Non, décidément, une autre croissance, quelle soit verte ou socialement juste, n’est pas possible. Il est, de plus, illusoire d’envisager un simple ralentissement de cette machine lancée à toute vapeur, en espérant notre salut par une hypothétique technologie, ou encore un développement durable, deux façons d’abandonner lâchement notre responsabilité vis-à-vis des prochaines générations en leurs laissant le fardeau des désastres et des solutions.
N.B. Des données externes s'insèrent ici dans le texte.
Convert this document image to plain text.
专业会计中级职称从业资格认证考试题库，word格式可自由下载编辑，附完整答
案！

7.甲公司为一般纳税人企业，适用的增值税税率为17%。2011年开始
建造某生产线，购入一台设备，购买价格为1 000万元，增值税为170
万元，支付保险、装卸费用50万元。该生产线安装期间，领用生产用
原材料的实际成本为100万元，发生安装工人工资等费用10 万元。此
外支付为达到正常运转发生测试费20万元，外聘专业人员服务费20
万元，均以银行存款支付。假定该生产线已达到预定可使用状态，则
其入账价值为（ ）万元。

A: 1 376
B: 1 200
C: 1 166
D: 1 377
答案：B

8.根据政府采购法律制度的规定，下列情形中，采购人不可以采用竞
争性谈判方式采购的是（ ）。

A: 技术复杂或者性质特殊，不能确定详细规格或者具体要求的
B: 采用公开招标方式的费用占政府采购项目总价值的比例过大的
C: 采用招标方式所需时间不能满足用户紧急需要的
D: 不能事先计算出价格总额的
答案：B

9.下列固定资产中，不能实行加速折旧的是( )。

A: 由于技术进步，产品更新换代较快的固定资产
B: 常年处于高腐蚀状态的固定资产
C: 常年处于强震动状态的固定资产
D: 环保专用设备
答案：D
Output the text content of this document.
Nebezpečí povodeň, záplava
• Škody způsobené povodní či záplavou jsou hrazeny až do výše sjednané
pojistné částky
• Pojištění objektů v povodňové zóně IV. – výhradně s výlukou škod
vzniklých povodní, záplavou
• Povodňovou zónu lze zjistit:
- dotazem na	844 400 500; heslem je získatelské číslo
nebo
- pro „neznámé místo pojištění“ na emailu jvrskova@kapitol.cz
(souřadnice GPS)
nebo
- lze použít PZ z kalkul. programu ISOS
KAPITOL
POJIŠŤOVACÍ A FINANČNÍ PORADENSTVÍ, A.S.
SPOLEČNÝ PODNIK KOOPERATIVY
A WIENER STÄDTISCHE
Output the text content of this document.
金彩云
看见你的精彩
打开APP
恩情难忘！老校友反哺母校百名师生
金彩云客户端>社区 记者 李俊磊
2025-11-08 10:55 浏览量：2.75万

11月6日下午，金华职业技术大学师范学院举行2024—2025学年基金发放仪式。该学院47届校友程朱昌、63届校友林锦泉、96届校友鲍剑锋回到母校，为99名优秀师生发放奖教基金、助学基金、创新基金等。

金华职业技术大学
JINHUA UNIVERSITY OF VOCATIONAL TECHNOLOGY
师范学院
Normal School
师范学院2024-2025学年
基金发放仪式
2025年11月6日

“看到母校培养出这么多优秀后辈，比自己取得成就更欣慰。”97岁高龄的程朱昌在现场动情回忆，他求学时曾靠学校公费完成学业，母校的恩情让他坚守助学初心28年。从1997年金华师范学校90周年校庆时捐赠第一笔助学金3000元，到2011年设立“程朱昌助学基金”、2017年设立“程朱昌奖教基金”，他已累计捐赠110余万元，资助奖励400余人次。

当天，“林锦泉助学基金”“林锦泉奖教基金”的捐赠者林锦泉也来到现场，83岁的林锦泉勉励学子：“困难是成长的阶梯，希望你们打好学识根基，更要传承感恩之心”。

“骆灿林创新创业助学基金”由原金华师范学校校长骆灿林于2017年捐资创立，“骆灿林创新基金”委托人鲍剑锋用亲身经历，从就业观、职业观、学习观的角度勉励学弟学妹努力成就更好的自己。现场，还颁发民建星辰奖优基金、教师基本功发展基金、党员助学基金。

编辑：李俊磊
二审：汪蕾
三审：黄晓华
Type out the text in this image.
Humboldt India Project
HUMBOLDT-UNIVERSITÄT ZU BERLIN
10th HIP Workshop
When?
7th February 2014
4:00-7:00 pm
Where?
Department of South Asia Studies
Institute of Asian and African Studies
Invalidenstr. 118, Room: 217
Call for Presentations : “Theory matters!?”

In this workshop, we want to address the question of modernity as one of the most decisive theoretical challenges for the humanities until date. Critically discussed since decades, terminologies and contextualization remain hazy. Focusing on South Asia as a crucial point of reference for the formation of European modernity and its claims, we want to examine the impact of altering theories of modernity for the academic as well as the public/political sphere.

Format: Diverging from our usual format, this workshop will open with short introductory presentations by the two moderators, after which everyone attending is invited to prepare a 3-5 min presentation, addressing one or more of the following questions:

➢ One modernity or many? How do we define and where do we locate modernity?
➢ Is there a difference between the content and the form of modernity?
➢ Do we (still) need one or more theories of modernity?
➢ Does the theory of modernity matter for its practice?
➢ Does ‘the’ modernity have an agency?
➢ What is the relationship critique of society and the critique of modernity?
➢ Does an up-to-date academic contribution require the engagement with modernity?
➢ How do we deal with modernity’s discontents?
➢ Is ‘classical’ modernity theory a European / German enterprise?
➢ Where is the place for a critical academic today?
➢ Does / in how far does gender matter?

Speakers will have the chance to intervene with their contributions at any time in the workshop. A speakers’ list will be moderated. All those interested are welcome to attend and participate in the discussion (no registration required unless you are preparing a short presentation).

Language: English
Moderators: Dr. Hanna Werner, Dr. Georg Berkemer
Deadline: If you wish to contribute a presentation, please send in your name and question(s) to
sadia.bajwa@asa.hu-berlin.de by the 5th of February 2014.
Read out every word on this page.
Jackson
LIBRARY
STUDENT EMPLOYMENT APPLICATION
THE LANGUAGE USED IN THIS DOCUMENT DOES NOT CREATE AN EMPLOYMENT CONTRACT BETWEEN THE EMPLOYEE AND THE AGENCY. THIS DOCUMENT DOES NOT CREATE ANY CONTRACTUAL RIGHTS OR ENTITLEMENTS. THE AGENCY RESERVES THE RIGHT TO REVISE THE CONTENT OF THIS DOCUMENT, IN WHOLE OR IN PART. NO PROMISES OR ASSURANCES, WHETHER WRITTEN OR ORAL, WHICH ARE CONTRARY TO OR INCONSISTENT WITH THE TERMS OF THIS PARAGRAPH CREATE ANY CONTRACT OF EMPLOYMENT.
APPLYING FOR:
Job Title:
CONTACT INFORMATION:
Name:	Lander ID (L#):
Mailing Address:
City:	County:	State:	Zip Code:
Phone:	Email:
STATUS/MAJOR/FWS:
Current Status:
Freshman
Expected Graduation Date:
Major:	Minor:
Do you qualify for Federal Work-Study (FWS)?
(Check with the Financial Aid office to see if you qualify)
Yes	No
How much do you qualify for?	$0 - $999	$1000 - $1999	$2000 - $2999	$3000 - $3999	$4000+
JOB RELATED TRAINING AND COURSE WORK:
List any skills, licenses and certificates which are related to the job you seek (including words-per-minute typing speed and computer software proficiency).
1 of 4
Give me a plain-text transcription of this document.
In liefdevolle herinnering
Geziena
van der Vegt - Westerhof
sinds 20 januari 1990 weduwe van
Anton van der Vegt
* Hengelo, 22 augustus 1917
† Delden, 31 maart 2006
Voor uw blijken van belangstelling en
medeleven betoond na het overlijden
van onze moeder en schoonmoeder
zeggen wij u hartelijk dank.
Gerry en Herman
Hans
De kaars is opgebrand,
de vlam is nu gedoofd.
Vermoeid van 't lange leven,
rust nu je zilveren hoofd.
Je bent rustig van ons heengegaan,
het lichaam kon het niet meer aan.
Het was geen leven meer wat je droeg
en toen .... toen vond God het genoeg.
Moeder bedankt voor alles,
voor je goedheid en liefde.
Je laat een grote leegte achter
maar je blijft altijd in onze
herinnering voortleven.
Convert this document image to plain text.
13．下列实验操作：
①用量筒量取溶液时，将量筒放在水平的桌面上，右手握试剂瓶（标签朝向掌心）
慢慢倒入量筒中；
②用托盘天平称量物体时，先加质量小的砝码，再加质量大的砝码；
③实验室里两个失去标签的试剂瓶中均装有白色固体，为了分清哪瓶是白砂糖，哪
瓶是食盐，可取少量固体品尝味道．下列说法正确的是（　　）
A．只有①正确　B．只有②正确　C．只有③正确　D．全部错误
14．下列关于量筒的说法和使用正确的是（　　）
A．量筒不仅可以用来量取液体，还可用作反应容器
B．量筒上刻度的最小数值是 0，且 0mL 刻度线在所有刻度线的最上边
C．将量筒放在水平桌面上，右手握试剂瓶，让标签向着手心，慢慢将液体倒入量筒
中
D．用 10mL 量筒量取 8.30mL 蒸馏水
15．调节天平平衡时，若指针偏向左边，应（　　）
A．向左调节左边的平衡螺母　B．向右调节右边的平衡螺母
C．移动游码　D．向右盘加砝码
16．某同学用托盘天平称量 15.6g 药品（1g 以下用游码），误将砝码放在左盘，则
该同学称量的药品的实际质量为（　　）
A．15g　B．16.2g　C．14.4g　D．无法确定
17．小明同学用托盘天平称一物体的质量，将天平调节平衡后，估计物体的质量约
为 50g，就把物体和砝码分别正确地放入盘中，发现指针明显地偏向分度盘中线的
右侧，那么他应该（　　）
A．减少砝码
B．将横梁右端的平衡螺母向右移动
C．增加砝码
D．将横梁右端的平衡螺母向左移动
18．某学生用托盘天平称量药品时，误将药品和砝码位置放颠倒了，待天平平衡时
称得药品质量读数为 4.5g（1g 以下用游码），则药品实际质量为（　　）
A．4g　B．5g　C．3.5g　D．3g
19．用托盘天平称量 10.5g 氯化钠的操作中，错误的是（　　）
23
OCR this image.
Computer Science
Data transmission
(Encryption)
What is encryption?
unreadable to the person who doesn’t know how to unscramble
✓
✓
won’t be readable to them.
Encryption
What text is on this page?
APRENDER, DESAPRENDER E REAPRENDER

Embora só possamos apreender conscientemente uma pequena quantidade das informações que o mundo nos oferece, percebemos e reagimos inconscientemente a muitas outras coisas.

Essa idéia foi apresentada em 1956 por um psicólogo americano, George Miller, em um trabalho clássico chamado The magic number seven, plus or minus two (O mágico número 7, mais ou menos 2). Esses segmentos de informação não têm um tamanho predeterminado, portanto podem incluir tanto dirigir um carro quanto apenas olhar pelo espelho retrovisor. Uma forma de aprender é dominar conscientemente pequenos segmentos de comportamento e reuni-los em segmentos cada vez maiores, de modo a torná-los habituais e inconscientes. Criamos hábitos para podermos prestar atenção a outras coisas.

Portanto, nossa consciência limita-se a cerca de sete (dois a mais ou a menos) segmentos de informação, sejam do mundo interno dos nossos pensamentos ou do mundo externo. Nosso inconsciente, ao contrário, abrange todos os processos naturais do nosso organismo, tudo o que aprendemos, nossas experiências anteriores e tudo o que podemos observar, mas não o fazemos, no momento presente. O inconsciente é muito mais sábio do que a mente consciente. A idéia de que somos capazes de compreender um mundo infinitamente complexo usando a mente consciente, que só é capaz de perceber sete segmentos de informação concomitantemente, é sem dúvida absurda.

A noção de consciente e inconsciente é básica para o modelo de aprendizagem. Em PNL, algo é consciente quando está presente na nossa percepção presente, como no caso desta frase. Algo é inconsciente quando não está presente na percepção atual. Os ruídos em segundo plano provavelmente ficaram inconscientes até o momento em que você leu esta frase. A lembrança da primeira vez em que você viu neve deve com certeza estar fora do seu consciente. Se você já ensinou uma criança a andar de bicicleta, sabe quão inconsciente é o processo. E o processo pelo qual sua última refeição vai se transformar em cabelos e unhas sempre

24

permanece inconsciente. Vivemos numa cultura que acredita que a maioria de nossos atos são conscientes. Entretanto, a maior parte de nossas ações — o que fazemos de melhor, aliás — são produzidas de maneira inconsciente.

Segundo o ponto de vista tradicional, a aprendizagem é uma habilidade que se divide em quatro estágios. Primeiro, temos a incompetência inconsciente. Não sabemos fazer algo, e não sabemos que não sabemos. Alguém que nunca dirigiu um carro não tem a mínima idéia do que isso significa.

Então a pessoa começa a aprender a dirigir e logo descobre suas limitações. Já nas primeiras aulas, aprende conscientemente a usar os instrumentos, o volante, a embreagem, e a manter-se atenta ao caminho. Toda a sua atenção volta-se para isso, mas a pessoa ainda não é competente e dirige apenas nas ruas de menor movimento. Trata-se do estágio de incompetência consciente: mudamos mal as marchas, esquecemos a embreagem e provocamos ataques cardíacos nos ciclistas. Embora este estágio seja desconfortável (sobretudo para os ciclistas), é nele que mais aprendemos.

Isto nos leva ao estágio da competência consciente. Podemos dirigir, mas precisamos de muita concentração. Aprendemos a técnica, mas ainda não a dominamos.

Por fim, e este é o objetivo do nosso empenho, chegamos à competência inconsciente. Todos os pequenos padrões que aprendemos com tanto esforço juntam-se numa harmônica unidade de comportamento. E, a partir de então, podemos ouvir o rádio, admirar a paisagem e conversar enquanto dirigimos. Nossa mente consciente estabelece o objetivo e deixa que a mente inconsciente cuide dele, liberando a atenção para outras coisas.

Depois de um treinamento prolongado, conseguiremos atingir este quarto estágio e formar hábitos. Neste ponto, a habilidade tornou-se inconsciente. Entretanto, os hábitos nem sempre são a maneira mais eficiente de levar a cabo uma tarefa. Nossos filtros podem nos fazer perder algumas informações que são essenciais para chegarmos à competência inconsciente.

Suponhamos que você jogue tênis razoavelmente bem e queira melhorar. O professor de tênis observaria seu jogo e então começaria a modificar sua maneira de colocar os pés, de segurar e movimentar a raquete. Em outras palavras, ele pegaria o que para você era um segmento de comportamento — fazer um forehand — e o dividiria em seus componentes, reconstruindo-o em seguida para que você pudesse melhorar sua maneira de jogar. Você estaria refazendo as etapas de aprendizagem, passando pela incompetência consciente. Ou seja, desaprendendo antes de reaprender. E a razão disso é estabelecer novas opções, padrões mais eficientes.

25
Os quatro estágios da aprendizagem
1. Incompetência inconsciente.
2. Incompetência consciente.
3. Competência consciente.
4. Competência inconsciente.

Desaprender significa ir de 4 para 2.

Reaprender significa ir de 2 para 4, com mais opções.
La sortie, par la décroissance, de cette impasse ou plutôt de ce labyrinthe, pour reprendre la métaphore de Jean-Claude Besson-Girard [8], nous oblige bien sûr à modifier la trajectoire de l’humanité, à travers la construction d’une alternative crédible fondée sur une autre logique. Cela passe préalablement par la déconstruction des mythes qui fondent la société actuelle c’est-à-dire, pour reprendre la formule de Serge Latouche, de « décoloniser notre imaginaire ».

Léo Brochier et Samuel Jacques sont  membres du mouvement québécois pour une décroissance conviviale (www.decroissance.qc.ca).

[1] Gilbert Rist, Le développement: histoire d’une croyance occidentale, Paris, Presses de science po, 1996.

[2] Gunter Anders, L’obsolescence de l’homme, Paris, Ed. de l’Encyclopédie des Nuisances, 2002 [1956].

[3] Op. cit., p 202.

[4] http://pewsocialtrends.org/pubs/323/luxury-or-necessity (Visité le 13 aout 2008) Cette recherche a également démontré que, plus le revenu d’une personne est élevé, plus il y a de chances pour cette personne de voir ses biens comme étant des nécessités indispensables au lieu d’objets de luxe. Comme quoi la croissance augmente nos besoins au lieu de les assouvir.

[5] http://decroissance.info/Peremption-premeditee

[6] Gaétan Breton, « Où est passée la gauche? », A bâbord, février/mars 2007, p. 10.

[7] Jean-Pierre Dupuis, Pour un catastrophisme éclairé, Paris, Seuil, 2002.

[8] Jean-Claude Besson-Girard, « la décroissance est l’issue du labyrinthe », dans Serge Mongeau (dir.), Objecteurs de croissance. Pour sortir de l’impasse : la décroissance, Montréal, Écosociété, 2008, p.14-32.